I am writing a python program to calculate the chi-square value for a set of observed and expected frequencies. The program that I have constructed is written like so
# Author: Evan Gertis
# Date : 10/25
# program : quantile decile calculator
import logging
import coloredlogs
coloredlogs.install() # install a handler on the root logger
import csv
import logging
import coloredlogs
import numpy as np
import pandas as pd
import matplotlib.pyplot as plt
import numpy as np
from matplotlib.ticker import PercentFormatter
import pandas as pd
import numpy as np
from scipy.stats import chi2_contingency
# import seaborn as sns
import matplotlib.pyplot as plt
logging.basicConfig(level=logging.DEBUG, format='%(asctime)s - %(levelname)s - %(message)s')
# Step 1: read csv
dicerollsCSV = open('dice_rolls.csv')
df = pd.read_csv(dicerollsCSV)
print(df.head())
# Implement steps from: https://predictivehacks.com/how-to-run-chi-square-test-in-python/
contigency= pd.crosstab(df['Observed'], df['Expected'])
contigency
# logging.debug(dicerollsDF['Observed'])
# logging.debug(dicerollsDF['Expected'])
# print(chisquare(dicerollsDF['Observed'],dicerollsDF['Expected']))
I am using https://predictivehacks.com/how-to-run-chi-square-test-in-python/ as a guide for completing this task. The specific dataset that I am using is
Observed, Expected
15, 13.9
35, 27.8
49, 41.7
58, 55.6
65, 69.5
76, 83.4
72, 69.5
60, 55.6
35, 41.7
29, 27.8
6, 13.9
Expected: chi-square value from the observed and expected frequencies
Actual
Traceback (most recent call last):
File "/Users/evangertis/development/PythonAutomation/Statistics/chi_square.py", line 30, in <module>
contigency= pd.crosstab(df['Observed'], df['Expected'])
File "/usr/local/lib/python3.9/site-packages/pandas/core/frame.py", line 3458, in __getitem__
indexer = self.columns.get_loc(key)
File "/usr/local/lib/python3.9/site-packages/pandas/core/indexes/base.py", line 3363, in get_loc
raise KeyError(key) from err
KeyError: 'Expected'
Any help with this problem would be greatly appreciated. Thank you!
CodePudding user response:
I believe your DF does not contains 'Expected' columns.
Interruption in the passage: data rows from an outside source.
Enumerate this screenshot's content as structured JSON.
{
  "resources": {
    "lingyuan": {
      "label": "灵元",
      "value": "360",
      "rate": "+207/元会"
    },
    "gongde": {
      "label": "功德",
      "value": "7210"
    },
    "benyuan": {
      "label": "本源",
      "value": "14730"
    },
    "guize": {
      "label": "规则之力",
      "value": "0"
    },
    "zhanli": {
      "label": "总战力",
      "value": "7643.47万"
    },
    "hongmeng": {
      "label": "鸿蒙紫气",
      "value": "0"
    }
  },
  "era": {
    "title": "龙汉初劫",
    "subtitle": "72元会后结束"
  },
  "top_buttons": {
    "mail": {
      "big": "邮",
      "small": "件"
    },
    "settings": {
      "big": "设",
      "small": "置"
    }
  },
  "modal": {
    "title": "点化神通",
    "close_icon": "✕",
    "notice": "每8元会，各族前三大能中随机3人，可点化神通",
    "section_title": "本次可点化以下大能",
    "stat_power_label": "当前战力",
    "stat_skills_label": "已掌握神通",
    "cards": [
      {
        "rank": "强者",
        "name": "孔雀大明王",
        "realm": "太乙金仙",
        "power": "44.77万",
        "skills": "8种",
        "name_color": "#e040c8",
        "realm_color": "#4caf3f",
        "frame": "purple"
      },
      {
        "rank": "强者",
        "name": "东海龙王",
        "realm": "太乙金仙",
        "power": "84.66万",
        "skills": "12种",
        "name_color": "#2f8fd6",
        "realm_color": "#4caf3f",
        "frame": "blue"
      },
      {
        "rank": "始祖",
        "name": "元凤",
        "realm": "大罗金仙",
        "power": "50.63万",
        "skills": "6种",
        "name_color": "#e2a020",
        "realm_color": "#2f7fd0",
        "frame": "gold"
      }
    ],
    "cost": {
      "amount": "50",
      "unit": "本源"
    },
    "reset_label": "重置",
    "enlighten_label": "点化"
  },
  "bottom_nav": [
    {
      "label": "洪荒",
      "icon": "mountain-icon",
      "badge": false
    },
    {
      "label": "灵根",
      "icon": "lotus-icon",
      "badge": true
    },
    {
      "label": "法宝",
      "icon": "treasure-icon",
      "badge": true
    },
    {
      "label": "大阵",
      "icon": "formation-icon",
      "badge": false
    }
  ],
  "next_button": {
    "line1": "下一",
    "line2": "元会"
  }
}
You can test it with the below code.
import pandas as pd
df = pd.DataFrame(columns = ['a','b'], data=[[1,2],[2,2]])
df['Expected']
You can observe the error is the same as yours.
CodePudding user response:
Expected
column name has a space in the beginning, so use df[' Expected']
or correct your csv.
And also you can read a csv into a pandas df just by giving the path
Ex: pd.read_csv('./test.csv')
If you want to see the column names, run df.columns